Nutrition-Sensitive Aquatic Food Systems: Have Mangroves Been Overlooked for their Potential to Support Gendered Food and Nutrition Security in Indonesia?

Project: HDR ProjectPhD

Project Details


Mangroves provide essential habitats for various aquatic foods, including finfish, invertebrates, and shellfish. Coastal communities across Indonesia are highly dependent on mangrove habitats for food, income, and cultural values. Much recent research about mangroves has focused on their conservation, management, and blue carbon but has generally excluded food services provided through various aquatic foods such as finfish, invertebrates, and shellfish. These foods are nutrient-rich, primarily in micronutrients such as vitamin A, Calcium, Zinc, and Iron. Yet, the contribution of mangrove systems to household food and nutrition security is overlooked in the literature, despite the increasing recognition of the potential for aquatic foods to boost micro and macronutrient intake. This is particularly important in low- and middle-income countries including Indonesia where micronutrient deficiencies are extremely prevalent, particularly for women and children under the age of five.

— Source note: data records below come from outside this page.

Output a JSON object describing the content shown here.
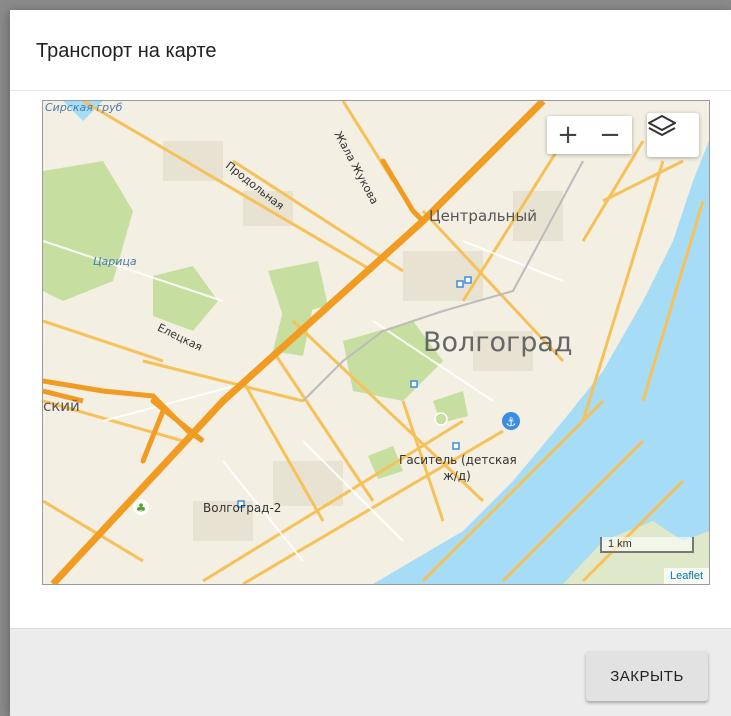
{
  "dialog": {
    "title": "Транспорт на карте",
    "close_label": "ЗАКРЫТЬ"
  },
  "map": {
    "labels": {
      "top_left": "Сирская груб",
      "zhukova": "Жала Жукова",
      "prodolnaya": "Продольная",
      "tsentralny": "Центральный",
      "tsaritsa": "Царица",
      "eletskaya": "Елецкая",
      "volgograd": "Волгоград",
      "skiy": "ский",
      "gasitel_1": "Гаситель (детская",
      "gasitel_2": "ж/д)",
      "volgograd2": "Волгоград-2"
    },
    "controls": {
      "zoom_in": "+",
      "zoom_out": "−",
      "layers_icon": "layers-icon"
    },
    "scale_label": "1 km",
    "attribution": "Leaflet"
  },
  "colors": {
    "major_road": "#f29b21",
    "minor_road": "#f7c15a",
    "water": "#a6dcf5",
    "park": "#c6dfa0",
    "land": "#f3efe2"
  }
}
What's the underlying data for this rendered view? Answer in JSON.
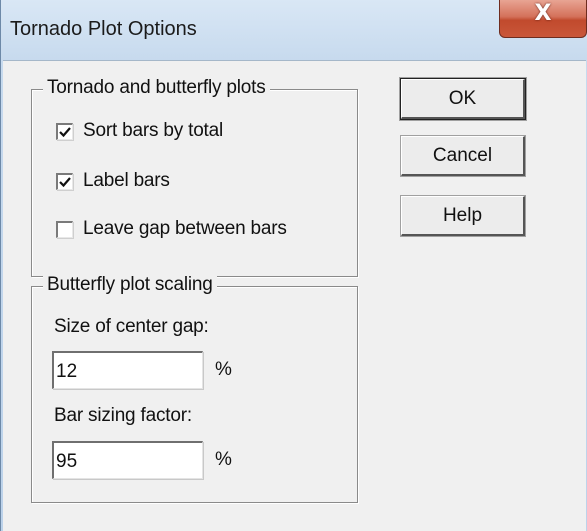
{
  "window": {
    "title": "Tornado Plot Options",
    "close_glyph": "X"
  },
  "tornado_group": {
    "title": "Tornado and butterfly plots",
    "options": [
      {
        "label": "Sort bars by total",
        "checked": true
      },
      {
        "label": "Label bars",
        "checked": true
      },
      {
        "label": "Leave gap between bars",
        "checked": false
      }
    ]
  },
  "butterfly_group": {
    "title": "Butterfly plot scaling",
    "center_gap_label": "Size of center gap:",
    "center_gap_value": "12",
    "center_gap_unit": "%",
    "bar_factor_label": "Bar sizing factor:",
    "bar_factor_value": "95",
    "bar_factor_unit": "%"
  },
  "buttons": {
    "ok": "OK",
    "cancel": "Cancel",
    "help": "Help"
  },
  "colors": {
    "title_bar": "#c7daee",
    "close_button": "#c9573a",
    "dialog_face": "#f0f0f0"
  },
  "icons": {
    "close": "close-icon",
    "check": "check-icon"
  }
}
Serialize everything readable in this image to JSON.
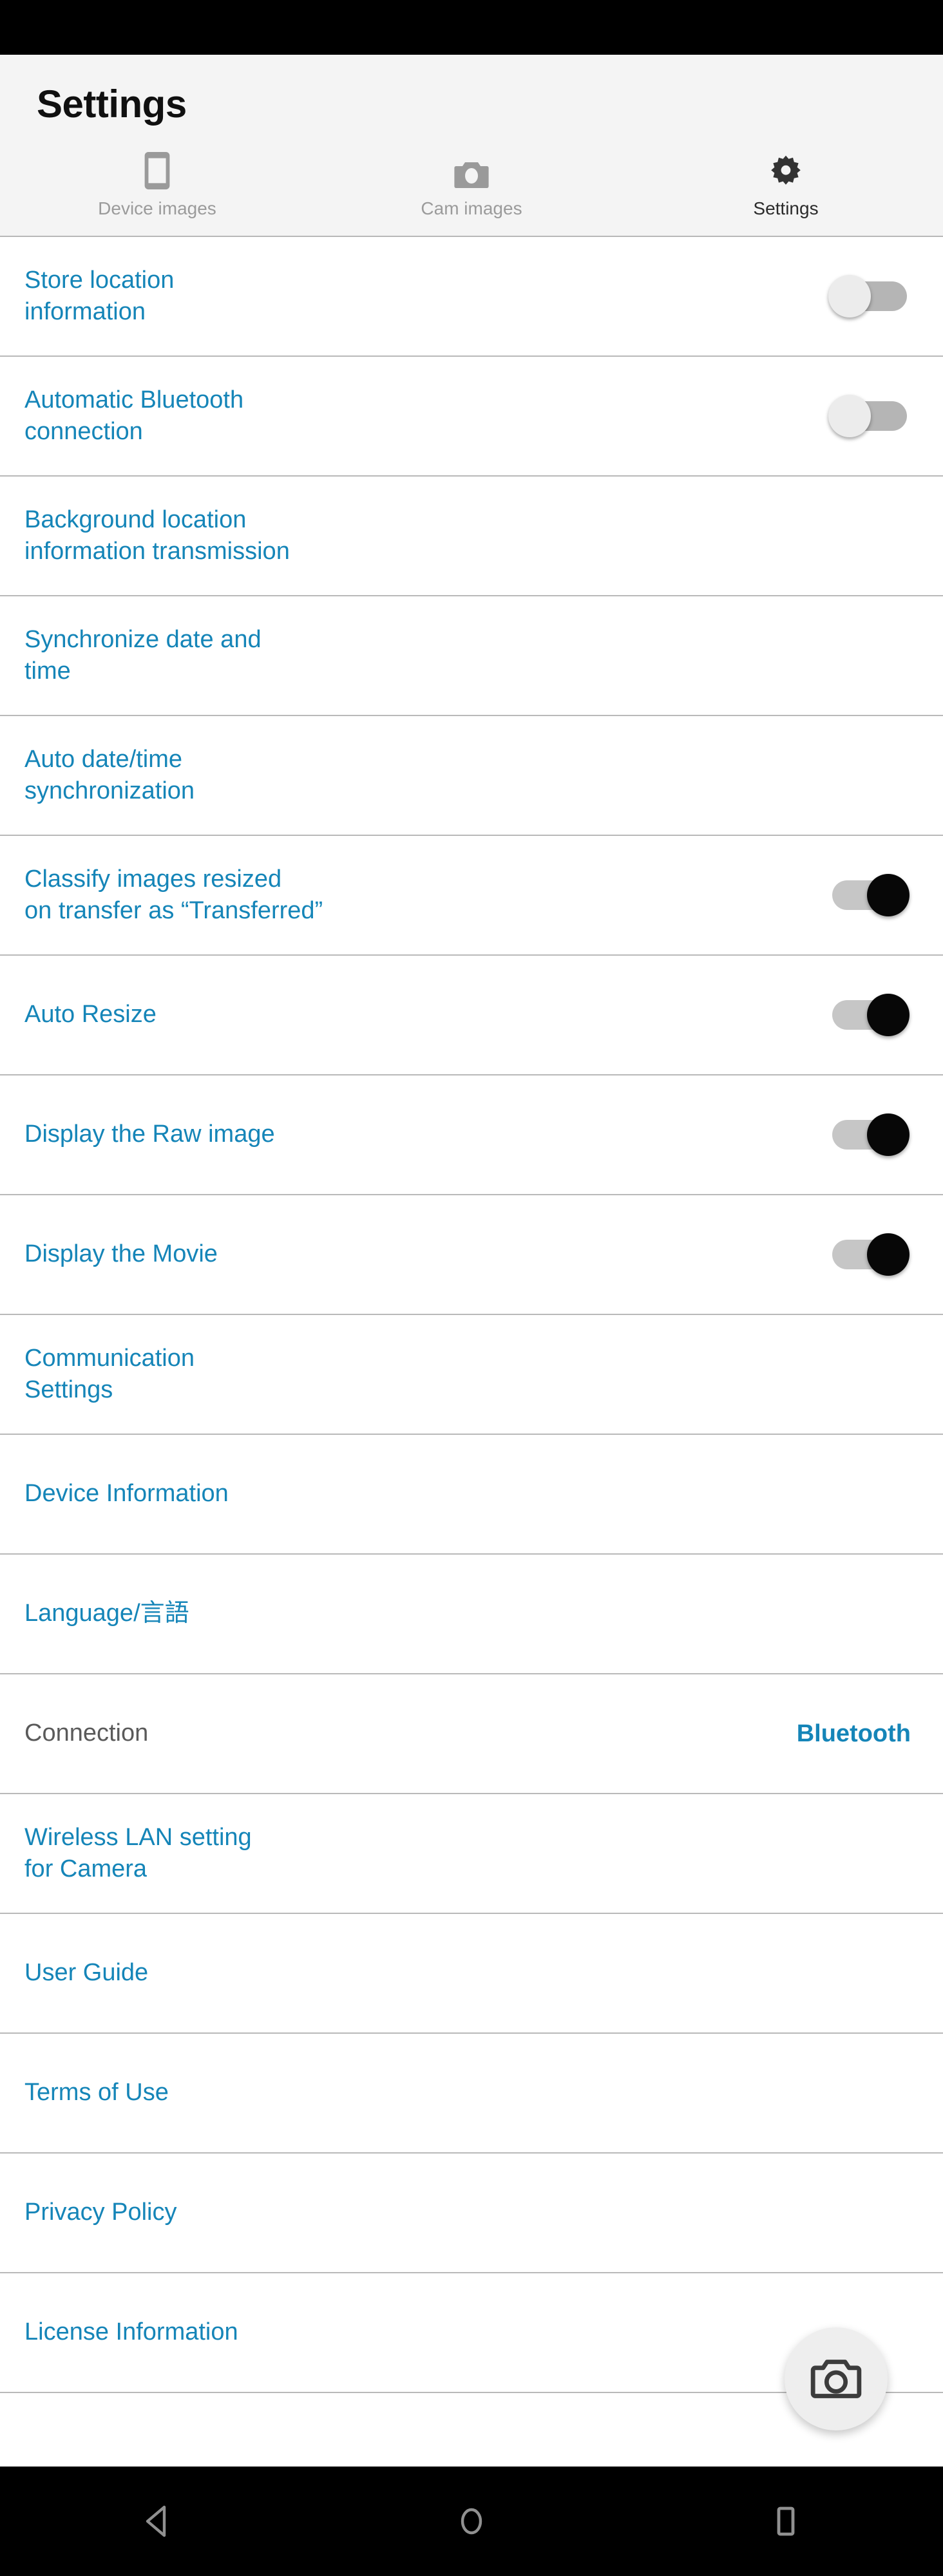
{
  "window": {
    "status_bar_color": "#000000",
    "nav_bar_color": "#000000",
    "accent_color": "#1585b8",
    "header_bg": "#f4f4f4"
  },
  "header": {
    "title": "Settings"
  },
  "tabs": [
    {
      "label": "Device images",
      "icon": "phone-icon",
      "active": false
    },
    {
      "label": "Cam images",
      "icon": "camera-icon",
      "active": false
    },
    {
      "label": "Settings",
      "icon": "gear-icon",
      "active": true
    }
  ],
  "settings": [
    {
      "label": "Store location\ninformation",
      "control": "toggle",
      "state": "off"
    },
    {
      "label": "Automatic Bluetooth\nconnection",
      "control": "toggle",
      "state": "off"
    },
    {
      "label": "Background location\ninformation transmission",
      "control": "none"
    },
    {
      "label": "Synchronize date and\ntime",
      "control": "none"
    },
    {
      "label": "Auto date/time\nsynchronization",
      "control": "none"
    },
    {
      "label": "Classify images resized\non transfer as “Transferred”",
      "control": "toggle",
      "state": "on"
    },
    {
      "label": "Auto Resize",
      "control": "toggle",
      "state": "on"
    },
    {
      "label": "Display the Raw image",
      "control": "toggle",
      "state": "on"
    },
    {
      "label": "Display the Movie",
      "control": "toggle",
      "state": "on"
    },
    {
      "label": "Communication\nSettings",
      "control": "none"
    },
    {
      "label": "Device Information",
      "control": "none"
    },
    {
      "label": "Language/言語",
      "control": "none"
    },
    {
      "label": "Connection",
      "muted": true,
      "control": "value",
      "value": "Bluetooth"
    },
    {
      "label": "Wireless LAN setting\nfor Camera",
      "control": "none"
    },
    {
      "label": "User Guide",
      "control": "none"
    },
    {
      "label": "Terms of Use",
      "control": "none"
    },
    {
      "label": "Privacy Policy",
      "control": "none"
    },
    {
      "label": "License Information",
      "control": "none"
    }
  ],
  "fab": {
    "icon": "camera-icon"
  },
  "navbar": {
    "buttons": [
      {
        "icon": "back-triangle-icon"
      },
      {
        "icon": "home-circle-icon"
      },
      {
        "icon": "recents-square-icon"
      }
    ]
  }
}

This PhD research aims to apply a mixed-method case study design to examine the pathways through which mangrove ecosystems and aquatic foods contribute to gendered food and nutrition security in Indonesia. This research has four objectives. Firstly, to examine how mangroves are utilised for food and food-related livelihoods within different coastal communities globally using a systematic scoping literature review. Secondly, to explore the indirect and direct food and nutrition security benefits of mangroves and investigate gendered mangrove-based livelihoods, dietary diversity, and food security in West Kalimantan, Indonesia. Thirdly, to quantify the nutrient contribution that aquatic mangrove foods make to mangrove fishers’ household dietary requirements in West Kalimantan. The fourth objective is to investigate whether food and nutrition security or food-related livelihoods are considered in Indonesian governance and management strategies and policies concerning mangroves. The research will provide data and knowledge on mangrove livelihood pathways to gendered aspects of indirect food and nutrition security, dietary diversity, and the contribution of mangrove foods to household micro and macronutrient consumption. Understanding the contribution of mangrove systems to household food and nutrition security will provide a case study on the extent to which coastal communities are dependent on mangrove food services and the need for integrated policies in Indonesia. This project is conducted in collaboration with project partners and researchers from Tanjunpura University in Pontianak, West Kalimantan. The Indonesian NGO Blue Forests also supports

the research. She is supervised by Professor Natasha Stacey (RIEL/CDU), Associate Professor Julie Brimblecombe (Monash University), Dr Shakuntala Thilsted (CGIAR) and advisor, Dr Benjamin Brown (RIEL/CDU).